"My dear Bob!" exclaimed Miss Fitzgerald, with a horror that was meant to be assumed, but nevertheless had a touch of reality about it. "My dear Bob! I knew you were bad, but don't tell me you're as bad as all that!"

"I'm afraid so," he replied. Then turning to Stanley, continued, "I suppose you've not the misfortune to be married?"

"I'm a single man," replied the Secretary, who, under the circumstances, felt that a mere statement of fact was infinitely better than an expressed opinion.

"Then of course you can't conceive the pleasures of anticipation which the prospect of the divorce court arouses in the mind of a husband."

"I can imagine that the point of view would largely depend on his own status in the case."

"You don't mean to tell me, Bob," cried Miss Fitzgerald, "that she's been foolish enough——!"

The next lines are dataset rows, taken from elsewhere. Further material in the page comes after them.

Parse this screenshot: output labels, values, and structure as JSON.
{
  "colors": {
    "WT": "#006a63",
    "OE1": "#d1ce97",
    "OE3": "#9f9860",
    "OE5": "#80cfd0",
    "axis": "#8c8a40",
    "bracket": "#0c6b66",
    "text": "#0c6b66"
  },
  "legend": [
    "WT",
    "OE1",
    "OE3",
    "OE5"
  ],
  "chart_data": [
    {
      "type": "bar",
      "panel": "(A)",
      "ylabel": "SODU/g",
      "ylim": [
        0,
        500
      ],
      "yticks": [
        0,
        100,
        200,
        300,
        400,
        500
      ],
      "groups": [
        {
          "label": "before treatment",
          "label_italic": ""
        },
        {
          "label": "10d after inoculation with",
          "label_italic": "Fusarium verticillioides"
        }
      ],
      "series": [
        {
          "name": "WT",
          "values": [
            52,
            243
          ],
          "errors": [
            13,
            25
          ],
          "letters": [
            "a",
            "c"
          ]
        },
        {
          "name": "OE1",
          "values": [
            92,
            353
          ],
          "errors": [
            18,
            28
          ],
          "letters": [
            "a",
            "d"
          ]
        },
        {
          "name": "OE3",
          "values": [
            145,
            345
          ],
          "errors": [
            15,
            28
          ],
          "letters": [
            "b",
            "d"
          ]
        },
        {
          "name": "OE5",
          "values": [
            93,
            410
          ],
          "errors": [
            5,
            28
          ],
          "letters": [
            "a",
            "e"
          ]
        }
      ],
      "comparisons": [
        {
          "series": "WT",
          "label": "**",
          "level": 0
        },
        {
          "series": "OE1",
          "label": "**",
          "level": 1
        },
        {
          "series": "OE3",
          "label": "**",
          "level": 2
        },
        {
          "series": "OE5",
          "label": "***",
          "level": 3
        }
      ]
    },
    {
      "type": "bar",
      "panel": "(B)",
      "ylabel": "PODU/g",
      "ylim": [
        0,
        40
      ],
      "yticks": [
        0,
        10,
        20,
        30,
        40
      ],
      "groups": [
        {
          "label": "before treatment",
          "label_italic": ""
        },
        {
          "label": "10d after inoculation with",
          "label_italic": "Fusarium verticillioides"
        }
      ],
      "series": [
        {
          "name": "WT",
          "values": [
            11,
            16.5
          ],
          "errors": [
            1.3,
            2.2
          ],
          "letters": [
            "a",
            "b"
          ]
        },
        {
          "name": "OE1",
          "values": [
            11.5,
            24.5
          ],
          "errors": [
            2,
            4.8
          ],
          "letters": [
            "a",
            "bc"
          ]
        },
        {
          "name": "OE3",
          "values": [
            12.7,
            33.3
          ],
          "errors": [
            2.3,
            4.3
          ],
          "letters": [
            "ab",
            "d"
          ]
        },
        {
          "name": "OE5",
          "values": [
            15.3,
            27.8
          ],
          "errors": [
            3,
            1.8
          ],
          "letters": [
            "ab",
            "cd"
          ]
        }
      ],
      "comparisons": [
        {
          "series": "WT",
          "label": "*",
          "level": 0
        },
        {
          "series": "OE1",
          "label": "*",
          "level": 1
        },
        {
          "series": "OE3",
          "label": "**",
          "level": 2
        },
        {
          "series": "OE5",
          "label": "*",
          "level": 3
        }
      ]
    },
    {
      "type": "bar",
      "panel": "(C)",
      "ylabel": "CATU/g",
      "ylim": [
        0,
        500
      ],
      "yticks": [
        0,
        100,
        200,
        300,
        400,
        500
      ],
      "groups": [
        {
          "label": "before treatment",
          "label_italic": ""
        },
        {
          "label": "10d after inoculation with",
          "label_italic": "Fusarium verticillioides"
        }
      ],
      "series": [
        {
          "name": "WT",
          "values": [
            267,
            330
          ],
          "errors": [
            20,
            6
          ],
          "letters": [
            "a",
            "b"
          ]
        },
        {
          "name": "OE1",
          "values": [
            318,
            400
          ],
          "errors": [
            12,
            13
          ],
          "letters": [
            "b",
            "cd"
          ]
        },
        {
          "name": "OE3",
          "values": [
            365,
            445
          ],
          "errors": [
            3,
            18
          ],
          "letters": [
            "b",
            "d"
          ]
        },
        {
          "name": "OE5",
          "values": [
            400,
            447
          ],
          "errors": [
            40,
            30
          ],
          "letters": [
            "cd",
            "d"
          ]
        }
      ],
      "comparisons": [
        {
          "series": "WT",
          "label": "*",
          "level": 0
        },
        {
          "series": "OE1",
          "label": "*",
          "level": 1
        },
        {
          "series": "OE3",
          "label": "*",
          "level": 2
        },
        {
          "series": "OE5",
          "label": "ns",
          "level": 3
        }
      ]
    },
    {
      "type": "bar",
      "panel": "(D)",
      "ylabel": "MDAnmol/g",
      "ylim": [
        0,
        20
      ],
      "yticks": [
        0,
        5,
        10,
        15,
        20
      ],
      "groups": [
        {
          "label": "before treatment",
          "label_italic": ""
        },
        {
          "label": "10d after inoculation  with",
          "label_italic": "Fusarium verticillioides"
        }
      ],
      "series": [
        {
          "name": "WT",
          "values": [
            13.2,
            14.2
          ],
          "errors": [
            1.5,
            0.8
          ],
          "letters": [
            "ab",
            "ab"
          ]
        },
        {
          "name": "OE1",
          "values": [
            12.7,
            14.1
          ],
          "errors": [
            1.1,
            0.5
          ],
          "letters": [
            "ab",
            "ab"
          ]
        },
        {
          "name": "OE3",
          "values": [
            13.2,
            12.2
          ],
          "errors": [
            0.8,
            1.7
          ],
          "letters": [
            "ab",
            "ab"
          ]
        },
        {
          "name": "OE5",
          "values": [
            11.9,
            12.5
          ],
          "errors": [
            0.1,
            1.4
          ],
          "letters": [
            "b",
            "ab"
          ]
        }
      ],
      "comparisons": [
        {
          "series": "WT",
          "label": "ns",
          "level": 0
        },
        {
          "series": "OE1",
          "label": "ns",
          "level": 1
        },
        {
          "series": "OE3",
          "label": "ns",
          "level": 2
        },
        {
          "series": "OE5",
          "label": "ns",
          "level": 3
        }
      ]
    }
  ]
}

"Oh, I'm the accused in the present indictment. But, fortunately for me, women are by nature inconsistent."

"Why do you say that?" she asked.

"Why? Because, having run away from my house and secured legal assistance in London to bring suit against me—well, on statutory grounds, she has, as a proof of her injuries, seen fit to take up her residence at the bachelor quarters of her Secretary of Legation."

"What! Is she there now?" cried Miss Fitzgerald, her eyes flashing, as she turned them full on Stanley.